High consumer demand for seafood has led to the need for large-scale, reliable supply through aquaculture farming. However, bacterial infections - which can spread rapidly among the dense farming area pose a major threat to this industry. The farmers therefore often resort to extensive use of antibiotics, both prophylactically and therapeutically, in order to protect their stocks. The extensive use of antibiotics in aquaculture has been postulated to represent a major contributing factor in the rising incidence of antimicrobial resistant pathogenic bacteria in seafood; which may then lead to the spread of antimicrobial resistant bacteria in the environment as well as posing a significant threat to human health.
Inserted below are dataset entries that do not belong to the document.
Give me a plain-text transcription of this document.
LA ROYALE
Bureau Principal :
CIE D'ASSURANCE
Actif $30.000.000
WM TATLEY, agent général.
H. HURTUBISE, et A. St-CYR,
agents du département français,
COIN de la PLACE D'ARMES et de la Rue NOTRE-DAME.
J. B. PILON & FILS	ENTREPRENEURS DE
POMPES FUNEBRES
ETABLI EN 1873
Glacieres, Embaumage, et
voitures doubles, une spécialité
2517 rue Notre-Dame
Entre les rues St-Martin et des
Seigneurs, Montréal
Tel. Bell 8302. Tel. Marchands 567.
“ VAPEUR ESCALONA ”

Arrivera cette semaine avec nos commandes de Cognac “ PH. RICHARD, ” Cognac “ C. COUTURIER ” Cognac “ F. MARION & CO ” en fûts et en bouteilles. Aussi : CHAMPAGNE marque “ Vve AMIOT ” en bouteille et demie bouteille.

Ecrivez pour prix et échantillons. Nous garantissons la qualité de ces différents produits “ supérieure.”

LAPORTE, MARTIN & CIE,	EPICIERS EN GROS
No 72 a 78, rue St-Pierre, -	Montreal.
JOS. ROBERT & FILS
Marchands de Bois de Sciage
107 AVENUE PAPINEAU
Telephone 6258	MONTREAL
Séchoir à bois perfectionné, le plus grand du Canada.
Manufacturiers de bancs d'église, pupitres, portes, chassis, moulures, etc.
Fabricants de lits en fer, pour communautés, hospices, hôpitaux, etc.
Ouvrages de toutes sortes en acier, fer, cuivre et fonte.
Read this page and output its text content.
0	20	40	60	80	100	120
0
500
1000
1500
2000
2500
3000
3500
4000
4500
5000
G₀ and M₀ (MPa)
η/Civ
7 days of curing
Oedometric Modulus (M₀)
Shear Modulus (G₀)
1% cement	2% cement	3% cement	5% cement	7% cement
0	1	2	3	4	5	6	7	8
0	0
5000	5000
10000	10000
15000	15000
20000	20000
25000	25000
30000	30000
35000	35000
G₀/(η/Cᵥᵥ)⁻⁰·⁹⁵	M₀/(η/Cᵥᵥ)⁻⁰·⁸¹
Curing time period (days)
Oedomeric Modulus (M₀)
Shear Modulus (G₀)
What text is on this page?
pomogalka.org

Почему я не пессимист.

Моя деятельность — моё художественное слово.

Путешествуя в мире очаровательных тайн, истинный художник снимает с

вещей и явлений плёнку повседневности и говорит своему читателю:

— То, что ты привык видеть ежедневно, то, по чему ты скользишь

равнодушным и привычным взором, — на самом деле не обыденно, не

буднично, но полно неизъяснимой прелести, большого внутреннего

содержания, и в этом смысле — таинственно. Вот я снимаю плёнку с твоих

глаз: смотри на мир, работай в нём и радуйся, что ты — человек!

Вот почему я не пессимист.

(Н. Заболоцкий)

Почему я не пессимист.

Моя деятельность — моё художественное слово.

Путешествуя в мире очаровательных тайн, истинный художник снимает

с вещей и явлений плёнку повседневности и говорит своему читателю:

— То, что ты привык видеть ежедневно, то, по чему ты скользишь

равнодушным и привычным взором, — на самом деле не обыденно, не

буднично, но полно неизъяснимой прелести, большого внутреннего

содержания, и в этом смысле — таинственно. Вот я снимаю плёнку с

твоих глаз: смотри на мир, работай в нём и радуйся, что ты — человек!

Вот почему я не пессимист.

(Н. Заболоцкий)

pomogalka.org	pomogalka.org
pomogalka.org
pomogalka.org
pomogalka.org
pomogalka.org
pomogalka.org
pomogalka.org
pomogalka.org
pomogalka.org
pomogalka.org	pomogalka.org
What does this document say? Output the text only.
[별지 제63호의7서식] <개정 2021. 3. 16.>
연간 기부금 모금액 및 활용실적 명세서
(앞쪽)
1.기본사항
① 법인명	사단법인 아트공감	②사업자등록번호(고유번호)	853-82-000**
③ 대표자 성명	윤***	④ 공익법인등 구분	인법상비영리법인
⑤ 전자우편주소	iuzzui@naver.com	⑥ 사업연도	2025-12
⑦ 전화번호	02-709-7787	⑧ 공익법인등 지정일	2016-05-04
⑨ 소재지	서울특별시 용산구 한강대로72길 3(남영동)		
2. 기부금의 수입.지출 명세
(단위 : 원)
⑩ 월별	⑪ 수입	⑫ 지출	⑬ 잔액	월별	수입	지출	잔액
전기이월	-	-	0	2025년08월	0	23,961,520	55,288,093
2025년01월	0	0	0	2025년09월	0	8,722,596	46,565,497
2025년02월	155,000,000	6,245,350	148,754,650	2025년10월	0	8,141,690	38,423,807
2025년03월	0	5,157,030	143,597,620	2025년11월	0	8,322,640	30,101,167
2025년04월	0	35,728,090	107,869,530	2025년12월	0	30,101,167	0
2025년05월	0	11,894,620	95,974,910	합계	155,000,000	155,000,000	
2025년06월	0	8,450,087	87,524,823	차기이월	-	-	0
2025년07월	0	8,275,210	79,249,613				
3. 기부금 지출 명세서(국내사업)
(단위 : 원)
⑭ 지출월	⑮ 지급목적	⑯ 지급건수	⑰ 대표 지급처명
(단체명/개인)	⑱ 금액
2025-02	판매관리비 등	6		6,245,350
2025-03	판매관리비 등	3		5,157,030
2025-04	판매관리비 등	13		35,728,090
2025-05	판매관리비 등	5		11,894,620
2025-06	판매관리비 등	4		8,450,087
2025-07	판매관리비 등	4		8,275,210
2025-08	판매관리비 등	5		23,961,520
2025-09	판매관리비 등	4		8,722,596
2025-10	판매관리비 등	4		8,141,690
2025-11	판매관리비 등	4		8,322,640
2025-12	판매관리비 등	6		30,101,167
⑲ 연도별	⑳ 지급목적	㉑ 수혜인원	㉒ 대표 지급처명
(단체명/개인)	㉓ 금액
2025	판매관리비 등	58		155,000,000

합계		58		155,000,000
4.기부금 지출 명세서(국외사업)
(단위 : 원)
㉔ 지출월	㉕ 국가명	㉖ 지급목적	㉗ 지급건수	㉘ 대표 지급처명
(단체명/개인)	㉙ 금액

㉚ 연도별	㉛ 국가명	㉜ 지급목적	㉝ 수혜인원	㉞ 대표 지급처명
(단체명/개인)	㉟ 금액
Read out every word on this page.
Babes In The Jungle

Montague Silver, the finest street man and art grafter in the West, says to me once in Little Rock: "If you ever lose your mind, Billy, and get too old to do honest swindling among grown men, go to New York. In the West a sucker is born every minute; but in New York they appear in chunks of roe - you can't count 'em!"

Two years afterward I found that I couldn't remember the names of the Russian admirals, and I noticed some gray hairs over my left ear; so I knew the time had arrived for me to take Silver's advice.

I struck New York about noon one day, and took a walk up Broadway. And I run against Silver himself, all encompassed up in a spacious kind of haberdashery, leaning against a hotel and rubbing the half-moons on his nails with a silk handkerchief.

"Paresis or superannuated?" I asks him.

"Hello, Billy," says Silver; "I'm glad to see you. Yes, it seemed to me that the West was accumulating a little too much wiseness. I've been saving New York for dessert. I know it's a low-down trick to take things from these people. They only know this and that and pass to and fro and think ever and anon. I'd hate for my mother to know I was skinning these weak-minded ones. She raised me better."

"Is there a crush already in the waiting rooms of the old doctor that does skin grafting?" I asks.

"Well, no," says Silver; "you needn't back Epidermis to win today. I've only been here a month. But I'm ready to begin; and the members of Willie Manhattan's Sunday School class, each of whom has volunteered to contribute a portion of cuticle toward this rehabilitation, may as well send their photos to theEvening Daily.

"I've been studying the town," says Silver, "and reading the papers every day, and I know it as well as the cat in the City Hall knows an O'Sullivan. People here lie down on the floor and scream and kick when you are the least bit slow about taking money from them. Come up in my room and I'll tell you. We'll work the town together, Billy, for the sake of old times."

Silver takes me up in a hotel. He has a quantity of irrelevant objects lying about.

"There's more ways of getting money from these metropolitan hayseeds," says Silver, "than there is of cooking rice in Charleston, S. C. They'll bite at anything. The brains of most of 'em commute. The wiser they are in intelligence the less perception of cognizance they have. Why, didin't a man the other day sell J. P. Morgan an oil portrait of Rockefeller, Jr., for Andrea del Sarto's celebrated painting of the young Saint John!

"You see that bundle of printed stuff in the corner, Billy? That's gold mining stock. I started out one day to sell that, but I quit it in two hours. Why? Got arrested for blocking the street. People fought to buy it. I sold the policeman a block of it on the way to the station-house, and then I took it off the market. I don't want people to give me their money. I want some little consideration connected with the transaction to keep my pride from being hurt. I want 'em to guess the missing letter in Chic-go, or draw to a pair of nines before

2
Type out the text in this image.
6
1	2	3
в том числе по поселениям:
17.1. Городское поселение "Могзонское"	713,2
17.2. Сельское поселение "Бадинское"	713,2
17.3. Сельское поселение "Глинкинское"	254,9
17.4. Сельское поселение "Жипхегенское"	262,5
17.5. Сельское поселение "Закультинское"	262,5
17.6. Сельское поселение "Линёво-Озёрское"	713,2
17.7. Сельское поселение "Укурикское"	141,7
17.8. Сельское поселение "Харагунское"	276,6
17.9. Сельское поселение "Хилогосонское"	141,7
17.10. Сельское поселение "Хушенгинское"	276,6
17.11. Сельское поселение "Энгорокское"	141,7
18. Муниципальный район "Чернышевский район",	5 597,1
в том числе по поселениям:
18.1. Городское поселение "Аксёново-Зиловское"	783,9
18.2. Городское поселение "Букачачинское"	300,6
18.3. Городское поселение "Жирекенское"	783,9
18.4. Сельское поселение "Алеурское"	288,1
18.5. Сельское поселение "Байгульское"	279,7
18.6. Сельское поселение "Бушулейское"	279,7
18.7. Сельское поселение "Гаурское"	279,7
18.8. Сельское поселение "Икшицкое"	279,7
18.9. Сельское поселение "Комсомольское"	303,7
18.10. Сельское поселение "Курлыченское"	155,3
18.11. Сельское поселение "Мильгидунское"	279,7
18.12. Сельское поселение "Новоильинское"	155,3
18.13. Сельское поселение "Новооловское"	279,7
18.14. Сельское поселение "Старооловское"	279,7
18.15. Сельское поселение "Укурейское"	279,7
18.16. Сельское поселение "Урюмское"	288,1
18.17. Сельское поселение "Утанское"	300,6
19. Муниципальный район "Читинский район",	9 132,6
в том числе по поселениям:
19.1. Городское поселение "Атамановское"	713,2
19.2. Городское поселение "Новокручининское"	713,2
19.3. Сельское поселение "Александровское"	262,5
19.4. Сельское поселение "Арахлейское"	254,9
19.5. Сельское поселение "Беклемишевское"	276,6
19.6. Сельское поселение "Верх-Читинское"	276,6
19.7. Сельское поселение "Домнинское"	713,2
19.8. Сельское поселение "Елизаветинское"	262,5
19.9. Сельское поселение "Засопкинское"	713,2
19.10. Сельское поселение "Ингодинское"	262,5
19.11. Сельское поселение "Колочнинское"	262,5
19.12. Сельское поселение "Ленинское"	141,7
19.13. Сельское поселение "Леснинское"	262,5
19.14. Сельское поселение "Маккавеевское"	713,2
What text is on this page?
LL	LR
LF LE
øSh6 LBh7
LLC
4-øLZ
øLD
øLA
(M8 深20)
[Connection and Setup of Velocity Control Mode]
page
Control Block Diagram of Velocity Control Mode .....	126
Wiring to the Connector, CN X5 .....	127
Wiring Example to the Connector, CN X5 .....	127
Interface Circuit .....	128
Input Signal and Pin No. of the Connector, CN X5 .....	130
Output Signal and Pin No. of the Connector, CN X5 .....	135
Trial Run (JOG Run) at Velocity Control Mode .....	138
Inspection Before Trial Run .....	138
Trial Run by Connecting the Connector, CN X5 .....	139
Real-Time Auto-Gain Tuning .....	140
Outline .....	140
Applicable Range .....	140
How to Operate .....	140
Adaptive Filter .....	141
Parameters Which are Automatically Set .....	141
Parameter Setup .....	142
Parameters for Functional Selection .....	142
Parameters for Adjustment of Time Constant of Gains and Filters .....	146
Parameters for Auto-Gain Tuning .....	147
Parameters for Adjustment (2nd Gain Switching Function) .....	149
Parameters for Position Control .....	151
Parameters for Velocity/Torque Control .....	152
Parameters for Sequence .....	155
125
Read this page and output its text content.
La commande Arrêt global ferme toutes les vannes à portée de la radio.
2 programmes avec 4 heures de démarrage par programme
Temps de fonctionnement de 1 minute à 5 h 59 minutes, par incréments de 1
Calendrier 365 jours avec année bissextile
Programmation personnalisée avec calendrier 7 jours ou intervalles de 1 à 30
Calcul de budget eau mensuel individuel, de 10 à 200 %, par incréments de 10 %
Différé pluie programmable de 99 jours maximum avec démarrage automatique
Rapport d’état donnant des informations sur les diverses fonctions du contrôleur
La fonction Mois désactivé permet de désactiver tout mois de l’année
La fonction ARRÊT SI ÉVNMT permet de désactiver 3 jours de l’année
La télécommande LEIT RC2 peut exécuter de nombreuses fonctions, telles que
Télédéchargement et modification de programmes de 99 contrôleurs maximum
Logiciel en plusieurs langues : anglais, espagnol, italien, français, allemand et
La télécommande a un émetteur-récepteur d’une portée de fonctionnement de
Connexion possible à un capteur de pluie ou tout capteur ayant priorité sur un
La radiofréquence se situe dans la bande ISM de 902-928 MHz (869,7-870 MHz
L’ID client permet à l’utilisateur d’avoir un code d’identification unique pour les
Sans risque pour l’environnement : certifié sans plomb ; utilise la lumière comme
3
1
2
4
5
This study aimed to characterize antibiotic resistance of Vibrio parahaemolyticus from shrimp and shellfish in Selangor, Malaysia. The antibiotic susceptibility of 385 V. parahaemolyticus isolates was investigated against 14 antibiotics followed by plasmid profiling and plasmid curing to determine the antibiotic mediation. A large number of isolates showed resistance to ampicillin (85%), amikacin (66.8%), and kanamycin (50.1%). A notable resistance pattern was also observed to the third generation cephalosporins (cefotaxime 55.8% and ceftazidime 34%). Only 338 V. parahaemolyticus isolates had 1-7 different plasmids and could be categorized into 27 patterns based on the number and pattern of plasmid present. Interestingly, there was no correlation between the number of plasmids and antibiotic resistant patterns seen in the isolates. The antibiotic resistance was mediated by both chromosomal and plasmid mediation among the resistant isolates. In summary, our results demonstrate that incidence of pathogenic V. parahaemolyticus in seafood in Selangor remains in relatively assuring levels, however the identification of antibiotic resistance among the isolates does rises a public health concern and warrants for continuous surveillance.